- Are you still paying for cable TV?
- If so, consider that the people who own cable TV networks seem increasingly uninterested in hanging on to them.
- That’s the real story behind WBD’s corporate maneuvering Thursday — to make a cable TV spin-off or sale much more likely.
Comcast is ditching its cable TV networks. Now Warner Bros. Discovery may do the same.
That’s the takeaway from Thursday’s news that WBD is splitting up its cable TV business from its streaming and studio operations.
To be clear: WBD is not saying that it intends to ditch its cable networks, like TNT and the Food Network.
Instead, it is using hand-wavy language like “a new corporate structure designed to enhance its strategic flexibility and create potential opportunities to unlock additional shareholder value” to describe what it’s doing.
But to be super-clear: The reason WBD is doing this now is so it can get rid of its cable operations in the future, perhaps by merging them with the cable TV spin-off that Comcast has planned for next year. And, just as important, because it wants to tell Wall Street that a breakup is on the table.
Not coincidentally, WBD shares are up 13% on the news.
Reminder: WBD has already floated this idea before, though less formally. Earlier this summer, WBD execs said (quietly) they were looking at the same kind of corporate restructuring, and then decided to back off the idea.

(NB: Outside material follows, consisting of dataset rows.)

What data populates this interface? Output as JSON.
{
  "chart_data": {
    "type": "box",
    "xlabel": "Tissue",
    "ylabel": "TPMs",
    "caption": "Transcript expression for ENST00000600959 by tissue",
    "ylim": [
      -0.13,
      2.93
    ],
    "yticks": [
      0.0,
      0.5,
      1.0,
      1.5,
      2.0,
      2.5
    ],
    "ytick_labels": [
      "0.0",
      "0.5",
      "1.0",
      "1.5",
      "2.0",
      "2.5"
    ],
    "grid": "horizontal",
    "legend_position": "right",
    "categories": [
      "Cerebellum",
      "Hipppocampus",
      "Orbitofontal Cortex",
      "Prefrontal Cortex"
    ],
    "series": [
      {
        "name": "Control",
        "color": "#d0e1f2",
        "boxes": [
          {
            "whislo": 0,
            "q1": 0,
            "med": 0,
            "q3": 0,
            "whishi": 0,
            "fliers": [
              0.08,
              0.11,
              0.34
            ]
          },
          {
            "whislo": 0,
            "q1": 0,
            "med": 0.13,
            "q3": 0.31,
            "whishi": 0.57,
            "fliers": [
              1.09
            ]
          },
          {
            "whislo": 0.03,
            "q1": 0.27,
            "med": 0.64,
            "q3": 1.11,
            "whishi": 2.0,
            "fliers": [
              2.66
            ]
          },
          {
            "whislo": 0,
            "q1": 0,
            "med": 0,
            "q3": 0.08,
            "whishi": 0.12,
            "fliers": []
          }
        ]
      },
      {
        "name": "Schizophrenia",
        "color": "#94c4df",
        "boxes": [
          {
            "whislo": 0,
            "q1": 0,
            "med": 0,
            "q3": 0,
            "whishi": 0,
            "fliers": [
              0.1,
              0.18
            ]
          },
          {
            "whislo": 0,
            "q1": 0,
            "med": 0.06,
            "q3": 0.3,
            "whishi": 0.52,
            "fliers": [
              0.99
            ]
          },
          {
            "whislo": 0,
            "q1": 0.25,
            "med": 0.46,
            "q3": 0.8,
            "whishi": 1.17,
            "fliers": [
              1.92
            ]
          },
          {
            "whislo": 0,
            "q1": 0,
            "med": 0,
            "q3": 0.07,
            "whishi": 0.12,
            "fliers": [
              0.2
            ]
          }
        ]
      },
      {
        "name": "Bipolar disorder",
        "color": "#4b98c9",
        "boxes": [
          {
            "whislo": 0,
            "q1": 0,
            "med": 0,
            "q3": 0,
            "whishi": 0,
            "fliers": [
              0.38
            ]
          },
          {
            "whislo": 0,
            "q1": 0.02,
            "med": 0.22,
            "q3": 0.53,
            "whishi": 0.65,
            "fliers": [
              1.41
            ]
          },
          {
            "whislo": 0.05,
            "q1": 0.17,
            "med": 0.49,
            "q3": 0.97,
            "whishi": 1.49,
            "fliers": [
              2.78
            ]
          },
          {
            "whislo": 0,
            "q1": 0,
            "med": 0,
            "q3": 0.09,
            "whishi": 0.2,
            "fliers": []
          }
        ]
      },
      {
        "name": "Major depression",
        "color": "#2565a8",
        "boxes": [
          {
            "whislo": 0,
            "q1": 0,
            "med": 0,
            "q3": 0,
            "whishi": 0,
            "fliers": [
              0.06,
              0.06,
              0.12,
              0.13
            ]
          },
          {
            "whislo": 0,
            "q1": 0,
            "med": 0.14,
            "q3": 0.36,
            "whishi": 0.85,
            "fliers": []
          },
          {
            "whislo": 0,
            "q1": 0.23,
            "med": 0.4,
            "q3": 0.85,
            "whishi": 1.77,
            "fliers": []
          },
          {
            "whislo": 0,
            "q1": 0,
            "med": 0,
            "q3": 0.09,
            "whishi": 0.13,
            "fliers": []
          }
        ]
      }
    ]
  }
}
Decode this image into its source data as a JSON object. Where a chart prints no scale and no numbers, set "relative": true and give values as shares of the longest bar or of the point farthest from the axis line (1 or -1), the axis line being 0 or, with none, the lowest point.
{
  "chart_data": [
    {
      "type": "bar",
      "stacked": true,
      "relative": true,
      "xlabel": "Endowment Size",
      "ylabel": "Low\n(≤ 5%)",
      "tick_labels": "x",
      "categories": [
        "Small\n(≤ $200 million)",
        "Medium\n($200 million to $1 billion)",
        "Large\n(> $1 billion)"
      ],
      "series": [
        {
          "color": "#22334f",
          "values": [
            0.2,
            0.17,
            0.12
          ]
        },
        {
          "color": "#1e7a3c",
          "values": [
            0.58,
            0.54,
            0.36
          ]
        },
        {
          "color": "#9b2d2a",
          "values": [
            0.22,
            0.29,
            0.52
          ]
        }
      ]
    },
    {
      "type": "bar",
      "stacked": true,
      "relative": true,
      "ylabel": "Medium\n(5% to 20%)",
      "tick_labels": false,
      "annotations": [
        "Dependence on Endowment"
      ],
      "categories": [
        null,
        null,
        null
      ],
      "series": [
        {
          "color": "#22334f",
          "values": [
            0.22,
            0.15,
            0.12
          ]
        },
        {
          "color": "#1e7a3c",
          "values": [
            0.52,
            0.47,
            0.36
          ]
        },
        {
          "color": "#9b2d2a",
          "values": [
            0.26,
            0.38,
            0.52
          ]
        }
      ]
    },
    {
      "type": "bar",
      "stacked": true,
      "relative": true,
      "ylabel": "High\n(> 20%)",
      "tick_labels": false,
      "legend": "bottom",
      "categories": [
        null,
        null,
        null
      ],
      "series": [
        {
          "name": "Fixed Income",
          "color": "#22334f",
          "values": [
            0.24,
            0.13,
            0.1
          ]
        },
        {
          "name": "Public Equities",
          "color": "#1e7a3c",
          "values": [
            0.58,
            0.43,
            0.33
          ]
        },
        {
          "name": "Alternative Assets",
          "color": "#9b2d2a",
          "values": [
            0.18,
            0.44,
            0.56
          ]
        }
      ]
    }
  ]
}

What has changed since then?
On the one hand, not a lot. The structural challenges around a split still remain: Namely, the fact that while cable TV networks are declining assets, they are still profitable ones, and those profits help keep their owners’ other assets afloat.
On the other hand: Now that Comcast has announced it is absolutely going to split off its declining cable TV assets, it helps make other splits more likely. That’s because Comcast’s spun-off cable TV operation will want to find other cable TV networks to add to its collection, so it can increase negotiating power. Which (potentially) solves the “who wants to buy a declining asset?” problem WBD was looking at before.
Also of note: Donald Trump’s second term in office may be much, much friendlier to consolidation, as WBD CEO David Zaslav noted the morning after Trump’s election. (Reminder: The Trump 2.0 merger mania many people expect may not extend across the board. Trump’s incoming team continues to make noise about reining in Big Tech, and that scrutiny may also apply to (at least some parts of) Big Media.)
All of which is worth remembering if you still pay for a package of cable TV networks, which means you are continually being asked to pay more for them. (Just Thursday, Google said it was hiking the price of its YouTube TV cable bundle by 14%.) You, the consumer, are being told cable TV is worth paying more for. But cable TV owners want to get these things off their books.